1. An isolated nucleic acid molecule comprising a UGT1 sequence polymorphism of SEQ ID NOS: 87-124, as part of other than a naturally occurring chromosome.

2. A nucleic acid probe for detection of UGT1 locus polymorphisms, comprising a polymorphic sequence of SEQ ID NOS:87-124.

3. A nucleic acid probe according to claim 2, wherein said probe is conjugated to a detectable marker.

4. An array of oligonucleotides comprising:

two or more probes for detection of UGT1 locus polymorphisms, said probes comprising at least one form of a polymorphic sequences of SEQ ID NOS:87-124.

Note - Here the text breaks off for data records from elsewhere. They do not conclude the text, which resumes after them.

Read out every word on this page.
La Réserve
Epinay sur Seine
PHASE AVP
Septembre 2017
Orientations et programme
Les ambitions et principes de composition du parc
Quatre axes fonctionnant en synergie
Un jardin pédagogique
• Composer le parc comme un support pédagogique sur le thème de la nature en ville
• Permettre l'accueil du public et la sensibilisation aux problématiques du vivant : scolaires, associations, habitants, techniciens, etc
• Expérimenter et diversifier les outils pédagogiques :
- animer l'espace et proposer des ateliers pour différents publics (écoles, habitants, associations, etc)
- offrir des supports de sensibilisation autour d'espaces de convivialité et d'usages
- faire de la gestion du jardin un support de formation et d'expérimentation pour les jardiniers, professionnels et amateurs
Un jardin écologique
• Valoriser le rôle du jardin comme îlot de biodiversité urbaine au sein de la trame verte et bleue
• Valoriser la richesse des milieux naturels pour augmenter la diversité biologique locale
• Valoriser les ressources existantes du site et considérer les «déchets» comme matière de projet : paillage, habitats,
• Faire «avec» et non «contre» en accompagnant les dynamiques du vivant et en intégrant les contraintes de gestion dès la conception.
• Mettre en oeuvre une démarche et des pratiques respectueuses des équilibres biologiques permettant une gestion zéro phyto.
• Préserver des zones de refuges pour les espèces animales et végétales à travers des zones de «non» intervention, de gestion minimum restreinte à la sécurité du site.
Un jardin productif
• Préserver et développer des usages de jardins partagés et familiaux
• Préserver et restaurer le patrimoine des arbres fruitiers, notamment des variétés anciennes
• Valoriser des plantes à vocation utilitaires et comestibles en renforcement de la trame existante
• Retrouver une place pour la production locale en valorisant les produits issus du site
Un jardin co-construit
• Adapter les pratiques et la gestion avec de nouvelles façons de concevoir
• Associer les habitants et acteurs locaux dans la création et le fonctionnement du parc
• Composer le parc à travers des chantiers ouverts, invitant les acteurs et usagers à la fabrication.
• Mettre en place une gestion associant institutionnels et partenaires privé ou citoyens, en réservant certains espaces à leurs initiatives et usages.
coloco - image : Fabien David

5. A method for detecting in an individual a polymorphism in UGT1 metabolism of a substrate, the method comprising:

analyzing the genome of said individual for the presence of at least one UGT1 polymorphism of SEQ ID NOS:87-124; wherein the presence of said predisposing polymorphism is indicative of an alteration in UGT1 expression or activity.

6. A method according to claim 5, wherein said analyzing step comprises detection of specific binding between the genomic DNA of said individual with an array of oligonucleotides comprising:

two or more probes for detection of UGT1 locus polymorphisms, said probes comprising at least one form of a polymorphic sequence of SEQ ID NOS:87-124.

7. A method according to claim 5, wherein said alteration in UGT1 expression is tissue specific.

8. A method according to claim 5, wherein said alteration in UGT1 expression is in response to a UGT1 modifier.

9. A method according to claim 8, wherein said modifier induces UGT1 expression.

10. A method according to claim 8, wherein said modifier inhibits UGT1 expression.